The sun is warmer than I normally prefer, burning into my skin, causing my eyes to dance and spin as sweat quickly pools down my back. The last few days have been cool, and rainy, mysterious autumn weather mid July, and I’ve preferred that. The kiss of a rainy morning, drumming on my roof as a child burrows underneath my arm, the forced march inside of simple household chores, coloring books on the table, creatures underfoot.
The sun today, while cleansing, is nearly too bright for my aging eyes, and I find shelter underneath bowed trees. I sip coffee and ice water alternately, reading in the shade, buffered by motorcycles and the rumbling of gossip beside me.

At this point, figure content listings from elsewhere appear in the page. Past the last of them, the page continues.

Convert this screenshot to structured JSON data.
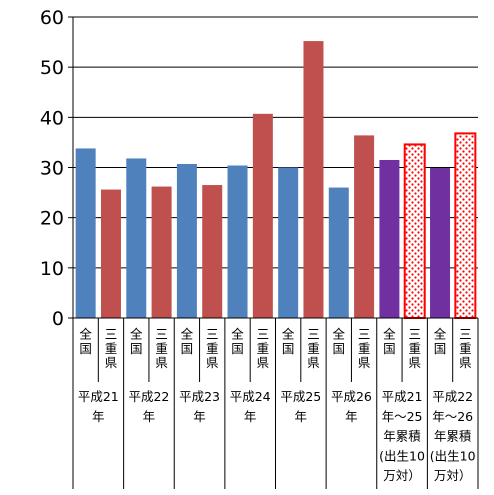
{
  "chart_data": {
    "type": "bar",
    "ylim": [
      0,
      60
    ],
    "yticks": [
      "0",
      "10",
      "20",
      "30",
      "40",
      "50",
      "60"
    ],
    "grid": true,
    "legend": "none",
    "groups": [
      {
        "label": "平成21年",
        "lines": [
          "平成21",
          "年"
        ],
        "bars": [
          {
            "category": "全国",
            "value": 33.8,
            "color": "#4F81BD",
            "style": "solid"
          },
          {
            "category": "三重県",
            "value": 25.6,
            "color": "#C0504D",
            "style": "solid"
          }
        ]
      },
      {
        "label": "平成22年",
        "lines": [
          "平成22",
          "年"
        ],
        "bars": [
          {
            "category": "全国",
            "value": 31.8,
            "color": "#4F81BD",
            "style": "solid"
          },
          {
            "category": "三重県",
            "value": 26.2,
            "color": "#C0504D",
            "style": "solid"
          }
        ]
      },
      {
        "label": "平成23年",
        "lines": [
          "平成23",
          "年"
        ],
        "bars": [
          {
            "category": "全国",
            "value": 30.7,
            "color": "#4F81BD",
            "style": "solid"
          },
          {
            "category": "三重県",
            "value": 26.5,
            "color": "#C0504D",
            "style": "solid"
          }
        ]
      },
      {
        "label": "平成24年",
        "lines": [
          "平成24",
          "年"
        ],
        "bars": [
          {
            "category": "全国",
            "value": 30.4,
            "color": "#4F81BD",
            "style": "solid"
          },
          {
            "category": "三重県",
            "value": 40.7,
            "color": "#C0504D",
            "style": "solid"
          }
        ]
      },
      {
        "label": "平成25年",
        "lines": [
          "平成25",
          "年"
        ],
        "bars": [
          {
            "category": "全国",
            "value": 30.0,
            "color": "#4F81BD",
            "style": "solid"
          },
          {
            "category": "三重県",
            "value": 55.2,
            "color": "#C0504D",
            "style": "solid"
          }
        ]
      },
      {
        "label": "平成26年",
        "lines": [
          "平成26",
          "年"
        ],
        "bars": [
          {
            "category": "全国",
            "value": 26.0,
            "color": "#4F81BD",
            "style": "solid"
          },
          {
            "category": "三重県",
            "value": 36.4,
            "color": "#C0504D",
            "style": "solid"
          }
        ]
      },
      {
        "label": "平成21年～25年累積(出生10万対）",
        "lines": [
          "平成21",
          "年～25",
          "年累積",
          "(出生10",
          "万対）"
        ],
        "bars": [
          {
            "category": "全国",
            "value": 31.5,
            "color": "#7030A0",
            "style": "solid"
          },
          {
            "category": "三重県",
            "value": 34.6,
            "color": "#FF0000",
            "style": "dotted"
          }
        ]
      },
      {
        "label": "平成22年～26年累積(出生10万対）",
        "lines": [
          "平成22",
          "年～26",
          "年累積",
          "(出生10",
          "万対）"
        ],
        "bars": [
          {
            "category": "全国",
            "value": 29.9,
            "color": "#7030A0",
            "style": "solid"
          },
          {
            "category": "三重県",
            "value": 36.8,
            "color": "#FF0000",
            "style": "dotted"
          }
        ]
      }
    ]
  }
}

I want to stay in that spot forever, the one beside the sun, where I’ve sat year after year, growing from child to adult, from maiden to mother, the table in front of me once full of magazines and cigarettes, now cluttered with histories and water, my girth expanded as much as my wisdom, or so I can hope. I can see a line straining from that girl wasting time on summer mornings in a little coffee shop in the Annex, waiting for life to happen, to me now, sitting still within a life, waiting for it to stretch it’s rubber arms and sigh. She’s not so different that girl, and yet somehow, despite the lingering smell of cigarettes and quiet, she is.
you are breathtaking
sigh. you really have a way with words. (Where is my girl of before? It’s been a looong time since I saw her.)

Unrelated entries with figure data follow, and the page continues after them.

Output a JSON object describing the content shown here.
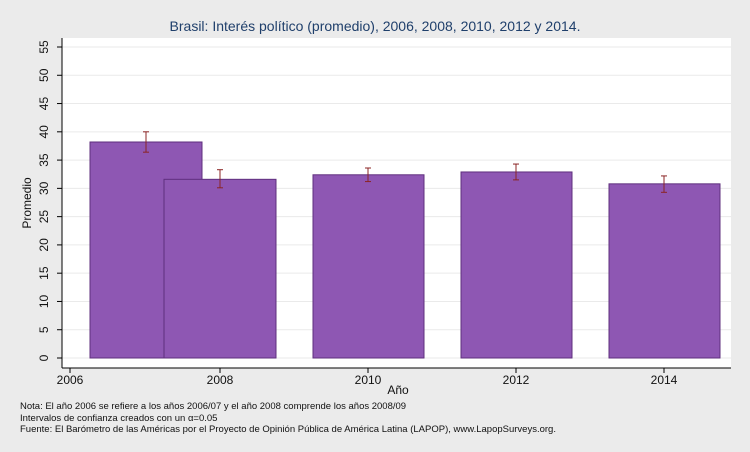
{
  "chart_data": {
    "type": "bar",
    "title": "Brasil: Interés político (promedio), 2006, 2008, 2010, 2012 y 2014.",
    "xlabel": "Año",
    "ylabel": "Promedio",
    "x_ticks": [
      "2006",
      "2008",
      "2010",
      "2012",
      "2014"
    ],
    "y_ticks": [
      0,
      5,
      10,
      15,
      20,
      25,
      30,
      35,
      40,
      45,
      50,
      55
    ],
    "ylim": [
      0,
      55
    ],
    "grid": true,
    "legend": "none",
    "colors": {
      "bar": "#8e57b3",
      "bar_edge": "#5f2f7e",
      "error_bar": "#8b2424",
      "background": "#ebebeb",
      "plot_bg": "#ffffff",
      "grid": "#eaeaea"
    },
    "bars": [
      {
        "year": 2006,
        "value": 38.2,
        "ci_low": 36.4,
        "ci_high": 40.0
      },
      {
        "year": 2008,
        "value": 31.6,
        "ci_low": 30.1,
        "ci_high": 33.3
      },
      {
        "year": 2010,
        "value": 32.4,
        "ci_low": 31.2,
        "ci_high": 33.6
      },
      {
        "year": 2012,
        "value": 32.9,
        "ci_low": 31.5,
        "ci_high": 34.3
      },
      {
        "year": 2014,
        "value": 30.8,
        "ci_low": 29.3,
        "ci_high": 32.2
      }
    ]
  },
  "notes": {
    "line1": "Nota: El año 2006 se refiere a los años 2006/07 y el año 2008 comprende los años 2008/09",
    "line2": "Intervalos de confianza creados con un α=0.05",
    "line3": "Fuente: El Barómetro de las Américas por el Proyecto de Opinión Pública de América Latina (LAPOP), www.LapopSurveys.org."
  }
}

i will tell you that reading this calmed something in me, made me feel less alone.
for whatever that’s worth to you, it was a lifeline for me tonight.
heh. What you wrote actually inspired me to thinking about that girl.
some great food for thought. and very moved. as always
Thank you. This post will get me through another day. Loved the quotation…It’s so unbelievably true.
this was so vivid, and, as bon wrote, calming.